CAMPHOR

TL;DR. This ingredient is mainly used as a fragrance, masking agent, and sensory active that gives a cooling or warming feel on skin. In some personal care formats, it also supports topical rub or muscle-care positioning through its counterirritant sensory effect.

What does CAMPHOR do in a cosmetic formula?

This ingredient is mainly used as a fragrance, masking agent, and sensory active that gives a cooling or warming feel on skin. In some personal care formats, it also supports topical rub or muscle-care positioning through its counterirritant sensory effect.

Is CAMPHOR clean?

From a clean-beauty perspective, this ingredient sits in yellow territory because it is a potent aromatic material with higher irritation and sensitization potential than bland emollients. Clean standards usually scrutinize it through fragrance, allergen, or leave-on exposure policies rather than treating it as broadly unproblematic.

Is CAMPHOR sustainable?

This material can be sourced from tree-derived essential oil fractions or made synthetically from turpentine or petrochemical routes, so sourcing quality depends on supplier documentation. It is volatile and generally expected to biodegrade, but it can contribute to fragrance-related VOC emissions.
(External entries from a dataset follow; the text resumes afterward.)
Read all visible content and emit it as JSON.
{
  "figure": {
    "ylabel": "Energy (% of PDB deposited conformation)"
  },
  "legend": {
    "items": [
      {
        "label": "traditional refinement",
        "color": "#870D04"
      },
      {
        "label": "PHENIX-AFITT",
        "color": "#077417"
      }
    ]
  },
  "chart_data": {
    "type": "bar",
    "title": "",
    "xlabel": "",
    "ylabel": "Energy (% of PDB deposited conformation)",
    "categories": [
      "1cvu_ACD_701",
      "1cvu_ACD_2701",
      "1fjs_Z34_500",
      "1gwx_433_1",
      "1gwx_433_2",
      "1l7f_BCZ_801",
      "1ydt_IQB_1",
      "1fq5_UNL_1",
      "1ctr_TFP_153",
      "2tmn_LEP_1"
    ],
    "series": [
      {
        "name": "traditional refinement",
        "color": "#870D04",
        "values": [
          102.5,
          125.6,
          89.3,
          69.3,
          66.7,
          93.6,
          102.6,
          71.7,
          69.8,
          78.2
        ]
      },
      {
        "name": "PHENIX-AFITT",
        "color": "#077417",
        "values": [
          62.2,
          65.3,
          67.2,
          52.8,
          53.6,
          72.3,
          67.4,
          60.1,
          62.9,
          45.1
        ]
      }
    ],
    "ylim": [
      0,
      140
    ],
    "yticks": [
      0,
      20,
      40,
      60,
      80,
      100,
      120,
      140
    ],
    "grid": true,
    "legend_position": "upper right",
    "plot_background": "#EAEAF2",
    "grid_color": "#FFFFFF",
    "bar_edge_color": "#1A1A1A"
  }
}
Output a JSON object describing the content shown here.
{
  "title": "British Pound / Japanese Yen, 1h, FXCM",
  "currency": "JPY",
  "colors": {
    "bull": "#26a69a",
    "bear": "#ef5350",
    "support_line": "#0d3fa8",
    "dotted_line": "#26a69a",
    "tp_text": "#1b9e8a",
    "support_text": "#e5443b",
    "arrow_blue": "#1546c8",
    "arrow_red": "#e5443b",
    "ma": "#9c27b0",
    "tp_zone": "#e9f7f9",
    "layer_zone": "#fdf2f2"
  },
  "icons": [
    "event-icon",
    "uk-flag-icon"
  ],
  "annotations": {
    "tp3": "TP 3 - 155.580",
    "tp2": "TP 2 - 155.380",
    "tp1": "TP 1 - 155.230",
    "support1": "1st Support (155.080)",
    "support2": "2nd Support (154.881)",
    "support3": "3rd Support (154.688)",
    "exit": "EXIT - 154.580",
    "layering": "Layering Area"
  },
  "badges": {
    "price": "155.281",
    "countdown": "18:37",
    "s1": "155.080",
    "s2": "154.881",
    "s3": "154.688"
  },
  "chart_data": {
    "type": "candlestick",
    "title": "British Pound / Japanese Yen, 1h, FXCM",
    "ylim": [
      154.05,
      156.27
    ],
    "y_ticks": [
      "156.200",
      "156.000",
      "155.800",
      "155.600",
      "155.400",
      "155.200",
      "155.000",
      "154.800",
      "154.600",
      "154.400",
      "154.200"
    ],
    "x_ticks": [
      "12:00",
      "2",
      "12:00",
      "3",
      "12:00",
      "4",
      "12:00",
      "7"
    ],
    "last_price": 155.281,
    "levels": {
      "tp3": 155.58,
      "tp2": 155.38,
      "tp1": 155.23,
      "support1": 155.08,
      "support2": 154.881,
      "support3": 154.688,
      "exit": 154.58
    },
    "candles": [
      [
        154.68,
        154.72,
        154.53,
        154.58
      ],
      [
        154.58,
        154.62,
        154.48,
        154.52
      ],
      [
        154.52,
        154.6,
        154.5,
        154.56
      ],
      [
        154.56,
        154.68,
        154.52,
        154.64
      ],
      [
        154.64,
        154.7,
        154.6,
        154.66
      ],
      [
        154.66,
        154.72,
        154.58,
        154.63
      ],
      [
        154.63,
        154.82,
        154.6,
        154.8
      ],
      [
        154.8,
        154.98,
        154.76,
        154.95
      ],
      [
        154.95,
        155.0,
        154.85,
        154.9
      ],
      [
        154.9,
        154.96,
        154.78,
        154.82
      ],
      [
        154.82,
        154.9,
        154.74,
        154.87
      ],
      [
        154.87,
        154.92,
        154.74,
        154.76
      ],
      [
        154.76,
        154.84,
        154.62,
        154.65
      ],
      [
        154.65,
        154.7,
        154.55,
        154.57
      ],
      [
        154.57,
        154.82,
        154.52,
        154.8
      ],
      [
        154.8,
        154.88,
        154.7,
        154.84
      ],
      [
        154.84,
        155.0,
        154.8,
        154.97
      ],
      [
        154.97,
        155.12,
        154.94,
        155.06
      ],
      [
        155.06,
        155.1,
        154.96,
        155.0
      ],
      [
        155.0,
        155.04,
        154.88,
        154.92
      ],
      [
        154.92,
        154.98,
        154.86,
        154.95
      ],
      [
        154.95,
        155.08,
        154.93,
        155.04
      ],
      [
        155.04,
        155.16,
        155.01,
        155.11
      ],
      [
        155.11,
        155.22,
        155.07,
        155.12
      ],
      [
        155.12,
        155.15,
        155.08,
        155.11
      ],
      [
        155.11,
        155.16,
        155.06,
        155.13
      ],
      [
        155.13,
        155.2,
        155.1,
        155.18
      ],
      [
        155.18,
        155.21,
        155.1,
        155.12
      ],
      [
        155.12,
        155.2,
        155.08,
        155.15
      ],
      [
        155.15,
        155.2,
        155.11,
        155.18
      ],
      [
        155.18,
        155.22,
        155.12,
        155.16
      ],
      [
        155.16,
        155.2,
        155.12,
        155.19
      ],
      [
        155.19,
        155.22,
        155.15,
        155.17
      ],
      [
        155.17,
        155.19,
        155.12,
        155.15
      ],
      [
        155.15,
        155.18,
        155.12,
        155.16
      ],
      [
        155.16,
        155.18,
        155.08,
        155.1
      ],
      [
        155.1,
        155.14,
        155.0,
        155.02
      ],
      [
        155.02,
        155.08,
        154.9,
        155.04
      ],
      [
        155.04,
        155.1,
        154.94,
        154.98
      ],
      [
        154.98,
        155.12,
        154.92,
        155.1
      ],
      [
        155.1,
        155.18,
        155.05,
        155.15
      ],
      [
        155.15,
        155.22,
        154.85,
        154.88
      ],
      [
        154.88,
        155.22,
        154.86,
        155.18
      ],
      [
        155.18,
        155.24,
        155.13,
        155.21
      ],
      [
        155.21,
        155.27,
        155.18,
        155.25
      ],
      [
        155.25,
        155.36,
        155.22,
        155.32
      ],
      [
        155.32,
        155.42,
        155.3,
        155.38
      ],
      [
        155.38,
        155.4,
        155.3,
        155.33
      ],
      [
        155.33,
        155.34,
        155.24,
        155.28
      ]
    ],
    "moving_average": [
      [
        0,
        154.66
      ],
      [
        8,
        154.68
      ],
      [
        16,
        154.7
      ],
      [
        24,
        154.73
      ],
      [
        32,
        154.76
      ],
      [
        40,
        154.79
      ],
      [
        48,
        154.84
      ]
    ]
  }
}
Is CAMPHOR COSMOS-approved?

It can be permitted under COSMOS when it is natural-origin and compliant with the standard’s fragrance rules, while synthetic grades have weaker alignment. Its Green Chemistry profile is mixed, with potential renewable sourcing and biodegradability balanced against volatility, irritation concerns, and variable feedstocks.

How does CAMPHOR work chemically?

The molecule is a small bicyclic monoterpene ketone, lipophilic and highly volatile, which explains its strong odor and sensory effect. In cosmetics it is typically used at low fragrance or sensory levels, while medicated topical products may use much higher regulated levels, so formulation context matters.